Рано утром, 10 сентября, русская легкая кавалерия подошла к австрийскому лагерю и легко понять с какою радостью была встречена. Затем с пехотою прибыл Суворов; до полудня весь русский отряд был на месте и примкнул к левому флангу Австрийцев, которые стояли на реке Мильке, невдалеке от Фокшан, и уже два дня выдерживали довольно горячие авангардные стычки с Турками. Для Суворова тотчас же разбили шатер, навалили сена, и он принялся соображать дальнейшие действия.

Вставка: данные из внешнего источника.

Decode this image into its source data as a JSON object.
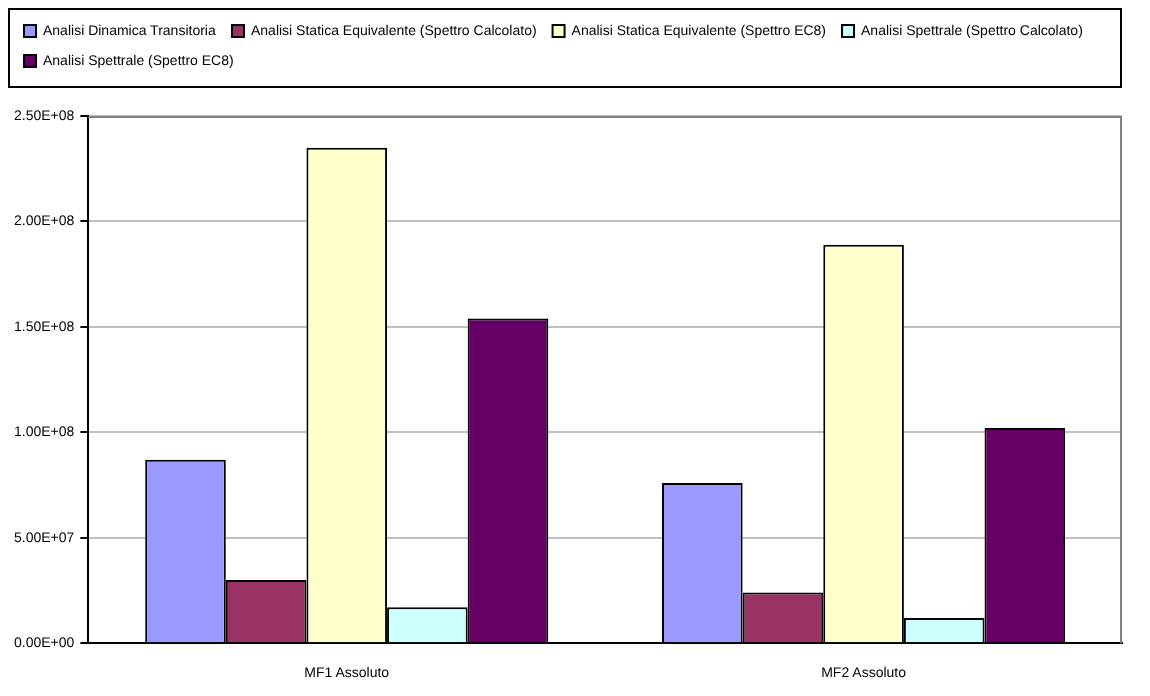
{
  "chart_data": {
    "type": "bar",
    "categories": [
      "MF1 Assoluto",
      "MF2 Assoluto"
    ],
    "series": [
      {
        "name": "Analisi Dinamica Transitoria",
        "color": "#9999ff",
        "values": [
          87000000,
          76000000
        ]
      },
      {
        "name": "Analisi Statica Equivalente (Spettro Calcolato)",
        "color": "#993366",
        "values": [
          30000000,
          24000000
        ]
      },
      {
        "name": "Analisi Statica Equivalente (Spettro EC8)",
        "color": "#ffffcc",
        "values": [
          235000000,
          189000000
        ]
      },
      {
        "name": "Analisi Spettrale (Spettro Calcolato)",
        "color": "#ccffff",
        "values": [
          17000000,
          12000000
        ]
      },
      {
        "name": "Analisi Spettrale (Spettro EC8)",
        "color": "#660066",
        "values": [
          154000000,
          102000000
        ]
      }
    ],
    "ylim": [
      0,
      250000000
    ],
    "yticks": [
      {
        "value": 0,
        "label": "0.00E+00"
      },
      {
        "value": 50000000,
        "label": "5.00E+07"
      },
      {
        "value": 100000000,
        "label": "1.00E+08"
      },
      {
        "value": 150000000,
        "label": "1.50E+08"
      },
      {
        "value": 200000000,
        "label": "2.00E+08"
      },
      {
        "value": 250000000,
        "label": "2.50E+08"
      }
    ],
    "grid": "y",
    "legend": "top"
  }
}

Немного времени спустя приехал к нему принц Кобургский; услышав имя принца, Суворов вскочил, бросился ему навстречу, крепко его обнял и несколько раз поцеловал. Принц стал выражать ему свою радость, свою благодарность за своевременное прибытие; Суворов, не охотник вообще до комплиментов и до траты слов, когда ожидало спешное дело, не слушая Кобурга потащил его на сено и, разлегшись около, принялся объяснять свои предположения, он настаивал на необходимости безотлагательной атаки, потому что если Турки сами не атакуют, то значит поджидают подкреплений. Кобург заметил, что силы слишком неравны, что Турок почти вчетверо больше, и атака будет очень рискованной. Суворов возразил, что при таком неравенстве сил, только быстрая, смелая атака и обещает успех; что при свойственном Туркам способе действий, множество их умножит и беспорядок; да наконец, прибавил он с усмешкою: «все же их не столько, чтобы заслонить нам солнце». Трудно было принцу Кобургскому убедиться в том, что противоречило всему складу его понятий; он продолжал приводить разные затруднения в роде изнурения русских войск, сильно укрепленной неприятельской позиции и т. н. Суворов его оспаривал и под конец несколько раздраженный сказал, что если Кобург не разделяет его взгляда, то он, Суворов, атакует Турок одними своими войсками и надеется их разбить 14. Слова эти вероятно были приняты принцем за браваду, но так как вместе с тем затрагивалась его военная честь, то он счел за лучшее согласиться. Принц стал вдаваться в предположение — исполнил ли бы Суворов вырвавшееся у него слово или нет, но ясно, что он прибегнул к своей угрозе, как к последнему средству. Перед ним находился представитель тогдашнего, низко упавшего военного искусства, совершенно расходившегося с Суворовскими принципами. Дело, которое Суворов строил на духовной натуре человека и обставлял целою воспитательною системой, понималось другими в виде какого-то графического искусства, требовавшего кучи механических подробностей, т, — е. дрессировки. При такой основной разнице взглядов, возможно ли было свободное соглашение и не следовало ли разрубить Гордиев узел вместо это развязывания? Не даром Суворов, перед фокшанским делом, уклонился от беседы с Кобургом; он и теперь готов бы был прибегнуть к этому средству, но после фокшанского знакомства оно сделалось невозможным.

Атака турецких позиций таким образом была решена, и великому визирю предстояла жестокая расплата за непростительную трату времени и ничем не извинимое бездействие в виду одного корпуса принца Кобургского. Надо было только развит подробности плана действий, Суворов в сопровождении нескольких офицеров и небольшой партии казаков отправился на рекогносцировку, к реке Рымне, и чтобы лучше обозреть местность, взлез на дерево. Отсюда он охватил глазом пространство между речками Рымною и Рымником, где была расположена огромная турецкая армия на крепкой позиции. Внимательно смотрел он вокруг, запоминая подробности; диспозиция мало-помалу складывалась у него в мыслях, и он поехал назад с готовым в голове планом. Встретив два австрийские эскадрона, любезно посланные Кобургом ему в конвой, Суворов приехал к принцу, сообщил ему виденное и обещал прислать доверенное лицо, для окончательного соглашения. Возложив это на полковника Золотухина, он отправился к себе, чтобы приготовить войска к предстоящему бою и, по всей вероятности, чтобы отдохнуть, так как с выступления из Пуцени он не смыкал глаз.